Here's what happens in the parent:

1. Fork a child.
2. Send SIGUSR1 to the child.
3. Wait for a signal.

Here's what happens in the child:

1. Wait for a signal.
2. Print Child.
3. Call kill(0, SIGUSR1) (0 being the value of pid in the child). Calling kill with a process ID of 0 sends the signal to every process in the process group of the process that calls kill.
4. Wait for a signal.

There are several possible behaviors for your program, depending on the order in which the parent and the child system calls are executed. Depending on the exact version of your operating system, on the fine-tuning of various kernel parameters, on how loaded your system is, and on random chance, you may or may not observe different behavior if you run the program several times or under a debugger.

If the parent starts faster than the child, you may see this:

1. Parent sends SIGUSR1 to the child.
2. Child receives SIGUSR1 and prints Catched.
3. Child calls pause.
4. Parent calls pause.

With this execution order, both the parent and the child end up waiting forever (it's a deadlock).
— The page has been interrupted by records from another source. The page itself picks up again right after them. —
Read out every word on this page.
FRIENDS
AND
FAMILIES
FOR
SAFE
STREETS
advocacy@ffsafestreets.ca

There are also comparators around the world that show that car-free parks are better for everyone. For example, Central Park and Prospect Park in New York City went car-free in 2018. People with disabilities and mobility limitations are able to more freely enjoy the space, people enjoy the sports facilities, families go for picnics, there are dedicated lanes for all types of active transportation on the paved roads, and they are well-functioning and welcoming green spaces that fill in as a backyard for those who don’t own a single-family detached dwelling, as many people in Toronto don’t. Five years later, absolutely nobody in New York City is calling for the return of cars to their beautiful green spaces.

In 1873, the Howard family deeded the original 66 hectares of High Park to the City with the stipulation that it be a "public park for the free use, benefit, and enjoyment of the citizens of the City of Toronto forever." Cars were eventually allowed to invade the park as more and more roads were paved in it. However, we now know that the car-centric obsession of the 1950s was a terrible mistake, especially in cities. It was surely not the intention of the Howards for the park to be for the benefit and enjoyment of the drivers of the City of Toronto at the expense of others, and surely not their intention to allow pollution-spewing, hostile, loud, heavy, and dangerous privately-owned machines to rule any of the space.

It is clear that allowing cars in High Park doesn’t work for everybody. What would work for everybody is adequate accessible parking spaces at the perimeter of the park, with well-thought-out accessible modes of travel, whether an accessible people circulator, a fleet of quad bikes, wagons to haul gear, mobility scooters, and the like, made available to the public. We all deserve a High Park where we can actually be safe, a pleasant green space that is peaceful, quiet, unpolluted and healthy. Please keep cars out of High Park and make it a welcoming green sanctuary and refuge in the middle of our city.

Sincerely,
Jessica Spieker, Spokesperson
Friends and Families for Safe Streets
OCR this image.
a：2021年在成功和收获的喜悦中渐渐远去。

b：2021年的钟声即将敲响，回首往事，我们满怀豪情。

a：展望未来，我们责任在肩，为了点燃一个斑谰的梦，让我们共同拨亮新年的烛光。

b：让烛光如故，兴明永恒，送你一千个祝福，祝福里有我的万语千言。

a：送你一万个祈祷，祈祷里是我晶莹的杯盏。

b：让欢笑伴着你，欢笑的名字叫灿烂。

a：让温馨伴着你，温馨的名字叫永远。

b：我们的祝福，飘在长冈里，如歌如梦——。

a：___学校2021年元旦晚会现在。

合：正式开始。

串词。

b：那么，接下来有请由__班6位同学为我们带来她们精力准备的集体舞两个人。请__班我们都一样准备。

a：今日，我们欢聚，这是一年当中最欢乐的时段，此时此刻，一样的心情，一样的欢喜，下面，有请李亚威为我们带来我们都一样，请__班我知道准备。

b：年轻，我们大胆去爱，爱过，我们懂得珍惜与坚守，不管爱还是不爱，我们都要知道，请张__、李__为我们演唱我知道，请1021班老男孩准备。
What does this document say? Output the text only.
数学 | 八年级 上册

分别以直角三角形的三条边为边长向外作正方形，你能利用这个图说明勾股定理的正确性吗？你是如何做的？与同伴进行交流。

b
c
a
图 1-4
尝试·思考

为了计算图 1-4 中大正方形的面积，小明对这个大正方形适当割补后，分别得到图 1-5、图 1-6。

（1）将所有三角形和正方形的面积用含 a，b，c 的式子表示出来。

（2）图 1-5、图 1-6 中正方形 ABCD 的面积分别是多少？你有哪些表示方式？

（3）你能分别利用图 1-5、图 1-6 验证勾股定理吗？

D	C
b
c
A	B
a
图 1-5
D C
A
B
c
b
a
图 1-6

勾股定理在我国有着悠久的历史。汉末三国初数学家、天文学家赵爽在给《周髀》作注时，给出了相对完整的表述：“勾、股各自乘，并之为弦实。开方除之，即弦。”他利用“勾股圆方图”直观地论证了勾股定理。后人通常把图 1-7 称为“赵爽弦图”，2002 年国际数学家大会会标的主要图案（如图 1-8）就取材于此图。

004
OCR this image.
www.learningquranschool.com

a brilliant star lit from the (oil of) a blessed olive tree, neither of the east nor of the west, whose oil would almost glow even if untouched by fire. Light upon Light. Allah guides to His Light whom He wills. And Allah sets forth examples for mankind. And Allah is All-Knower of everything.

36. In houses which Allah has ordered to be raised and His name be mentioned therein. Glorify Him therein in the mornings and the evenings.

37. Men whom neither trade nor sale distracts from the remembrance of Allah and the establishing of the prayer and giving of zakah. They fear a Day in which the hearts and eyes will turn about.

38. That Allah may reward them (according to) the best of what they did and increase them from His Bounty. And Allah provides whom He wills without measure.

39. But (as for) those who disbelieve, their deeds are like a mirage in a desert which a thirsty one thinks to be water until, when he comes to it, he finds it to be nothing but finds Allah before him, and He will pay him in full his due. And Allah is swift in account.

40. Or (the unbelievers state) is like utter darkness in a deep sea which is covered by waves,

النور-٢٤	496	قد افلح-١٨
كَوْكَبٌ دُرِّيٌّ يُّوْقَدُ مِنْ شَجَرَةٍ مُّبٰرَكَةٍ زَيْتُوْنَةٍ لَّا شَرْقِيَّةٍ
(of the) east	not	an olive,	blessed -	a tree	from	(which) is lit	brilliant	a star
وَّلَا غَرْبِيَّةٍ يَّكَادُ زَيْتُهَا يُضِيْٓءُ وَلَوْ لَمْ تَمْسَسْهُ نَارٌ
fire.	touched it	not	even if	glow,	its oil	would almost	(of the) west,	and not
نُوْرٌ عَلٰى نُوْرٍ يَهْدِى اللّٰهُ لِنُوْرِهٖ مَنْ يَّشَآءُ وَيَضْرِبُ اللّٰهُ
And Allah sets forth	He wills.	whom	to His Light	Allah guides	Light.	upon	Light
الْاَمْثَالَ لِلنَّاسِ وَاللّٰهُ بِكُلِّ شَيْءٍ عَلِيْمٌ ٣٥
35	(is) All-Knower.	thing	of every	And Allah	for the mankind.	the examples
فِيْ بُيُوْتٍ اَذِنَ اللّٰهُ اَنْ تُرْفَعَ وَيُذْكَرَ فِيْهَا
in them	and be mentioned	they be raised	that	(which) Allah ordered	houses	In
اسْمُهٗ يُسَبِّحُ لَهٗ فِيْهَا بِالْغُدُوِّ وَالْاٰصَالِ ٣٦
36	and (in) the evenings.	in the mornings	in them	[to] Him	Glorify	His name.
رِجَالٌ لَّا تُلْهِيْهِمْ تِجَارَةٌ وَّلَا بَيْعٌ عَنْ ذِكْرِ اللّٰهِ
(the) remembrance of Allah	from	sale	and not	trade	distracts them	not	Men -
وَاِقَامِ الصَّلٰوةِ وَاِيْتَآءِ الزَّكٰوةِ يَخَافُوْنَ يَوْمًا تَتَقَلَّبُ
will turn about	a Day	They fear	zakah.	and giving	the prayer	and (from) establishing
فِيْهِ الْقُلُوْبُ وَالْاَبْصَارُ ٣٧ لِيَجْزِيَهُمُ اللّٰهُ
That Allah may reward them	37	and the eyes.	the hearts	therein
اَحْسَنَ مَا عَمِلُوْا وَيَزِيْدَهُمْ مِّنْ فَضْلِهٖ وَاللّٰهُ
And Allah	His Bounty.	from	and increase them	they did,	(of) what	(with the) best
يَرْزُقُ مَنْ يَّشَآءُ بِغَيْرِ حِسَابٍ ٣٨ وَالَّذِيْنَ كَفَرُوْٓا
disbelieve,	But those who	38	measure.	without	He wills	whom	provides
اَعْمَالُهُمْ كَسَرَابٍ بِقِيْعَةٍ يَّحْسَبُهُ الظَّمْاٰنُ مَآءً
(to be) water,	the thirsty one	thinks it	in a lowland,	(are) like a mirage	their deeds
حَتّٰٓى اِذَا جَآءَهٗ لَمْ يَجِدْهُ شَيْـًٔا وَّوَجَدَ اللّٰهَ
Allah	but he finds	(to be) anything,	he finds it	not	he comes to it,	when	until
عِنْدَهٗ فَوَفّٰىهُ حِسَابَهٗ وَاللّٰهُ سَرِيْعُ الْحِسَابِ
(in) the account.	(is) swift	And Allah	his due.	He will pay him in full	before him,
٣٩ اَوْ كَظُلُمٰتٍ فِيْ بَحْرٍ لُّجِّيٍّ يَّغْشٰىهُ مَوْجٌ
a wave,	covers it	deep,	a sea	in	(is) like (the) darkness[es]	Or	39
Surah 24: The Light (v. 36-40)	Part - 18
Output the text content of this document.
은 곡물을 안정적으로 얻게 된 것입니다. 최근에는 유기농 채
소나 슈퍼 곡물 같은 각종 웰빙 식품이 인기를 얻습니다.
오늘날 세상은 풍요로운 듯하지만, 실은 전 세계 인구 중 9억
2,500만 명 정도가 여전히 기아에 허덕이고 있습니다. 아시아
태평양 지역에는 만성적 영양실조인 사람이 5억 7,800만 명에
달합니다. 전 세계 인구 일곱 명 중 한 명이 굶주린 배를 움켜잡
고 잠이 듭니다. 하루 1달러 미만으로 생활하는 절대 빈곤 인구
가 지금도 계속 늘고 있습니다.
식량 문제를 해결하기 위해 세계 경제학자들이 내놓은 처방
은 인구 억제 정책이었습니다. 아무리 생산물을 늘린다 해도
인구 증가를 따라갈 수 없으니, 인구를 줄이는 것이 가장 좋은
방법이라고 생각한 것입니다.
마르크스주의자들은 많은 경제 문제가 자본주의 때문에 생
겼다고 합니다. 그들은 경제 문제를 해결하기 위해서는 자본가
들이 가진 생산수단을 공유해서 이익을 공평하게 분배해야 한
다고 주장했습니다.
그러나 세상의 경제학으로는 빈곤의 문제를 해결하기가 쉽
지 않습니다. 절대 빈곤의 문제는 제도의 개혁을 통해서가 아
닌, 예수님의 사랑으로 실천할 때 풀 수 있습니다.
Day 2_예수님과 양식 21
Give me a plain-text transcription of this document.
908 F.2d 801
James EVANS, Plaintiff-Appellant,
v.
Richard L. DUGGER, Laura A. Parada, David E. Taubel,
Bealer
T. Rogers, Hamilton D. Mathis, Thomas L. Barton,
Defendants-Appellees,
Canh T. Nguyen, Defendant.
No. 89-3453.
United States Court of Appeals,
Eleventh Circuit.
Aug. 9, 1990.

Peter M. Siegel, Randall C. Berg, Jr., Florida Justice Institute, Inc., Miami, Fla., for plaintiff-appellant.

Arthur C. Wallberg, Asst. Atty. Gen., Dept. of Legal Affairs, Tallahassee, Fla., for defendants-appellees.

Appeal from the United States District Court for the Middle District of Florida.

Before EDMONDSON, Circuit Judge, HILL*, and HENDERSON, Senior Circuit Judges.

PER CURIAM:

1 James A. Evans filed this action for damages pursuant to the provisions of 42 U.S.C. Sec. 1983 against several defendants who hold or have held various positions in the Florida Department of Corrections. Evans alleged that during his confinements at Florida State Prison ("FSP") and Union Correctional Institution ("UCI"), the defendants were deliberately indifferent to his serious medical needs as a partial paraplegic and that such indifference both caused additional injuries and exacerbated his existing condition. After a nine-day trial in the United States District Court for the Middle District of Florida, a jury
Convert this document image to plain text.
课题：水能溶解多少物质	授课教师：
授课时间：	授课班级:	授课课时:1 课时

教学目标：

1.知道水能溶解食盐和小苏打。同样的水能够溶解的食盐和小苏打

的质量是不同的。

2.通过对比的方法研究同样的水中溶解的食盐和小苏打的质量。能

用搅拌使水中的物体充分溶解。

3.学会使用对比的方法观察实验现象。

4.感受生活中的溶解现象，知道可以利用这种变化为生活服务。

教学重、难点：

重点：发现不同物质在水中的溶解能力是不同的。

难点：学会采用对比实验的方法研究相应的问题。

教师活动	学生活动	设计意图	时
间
If the child starts faster than the parent, you may see this:

1. Child calls pause.
2. Parent sends SIGUSR1 to the child.
3. Parent calls pause.
4. Child is unblocked and prints Catched.
5. Child prints Child.
6. Child sends SIGUSR1 to the process group.
7. Child prints Catched.
8. Child calls pause.
9. Parent is unblocked and prints Catched.
10. Parent exits.

I don't think there's a way for the child to exit: it calls pause twice, and while it can receive up to two signals, one of these is sent from itself (the one from kill(0,SIGUSR1)) and that one is delivered synchronously, not during the execution of pause.

This program is probably not what you meant to write, but since you don't describe the expected behavior, it's impossible to tell what you did mean to write. I do note that you do not follow the usual structure of a program that forks:

pid = fork();
if (pid < 0) {
    /*error handling*/
} else if (pid == 0) {
    /*child code*/
    exit(...); /*Usually, what follows the if is specific to the parent.*/
}

Answer 2

Try this:

#include<stdio.h>
#include<unistd.h>
#include<signal.h>


void
sigusr1( int pidno )
{
  fprintf(stderr, "Caught\n");
}

int
main()
{
  pid_t pid;

  signal( SIGINT, sigusr1 );
  if( (pid = fork()) == 0 ){
    pause();
    fprintf(stderr, "Child\n");
  }
  else
  {
    fprintf(stderr, "Parent\n");
    kill( pid , SIGINT ); //parent sends signal to child
  }
  pause();
  return 0;
}

1. printf buffers input: perhaps it's being called, but it isn't being displayed when you expect. One workaround is fflush(). A better workaround is fprintf (stderr), which doesn't buffer in the first place.

2. You're calling kill() in both the parent and the child. I added an else to eliminate this.

3. Here's sample output:

gcc -Wall -g -o z z.c

./z
Parent
Caught
Child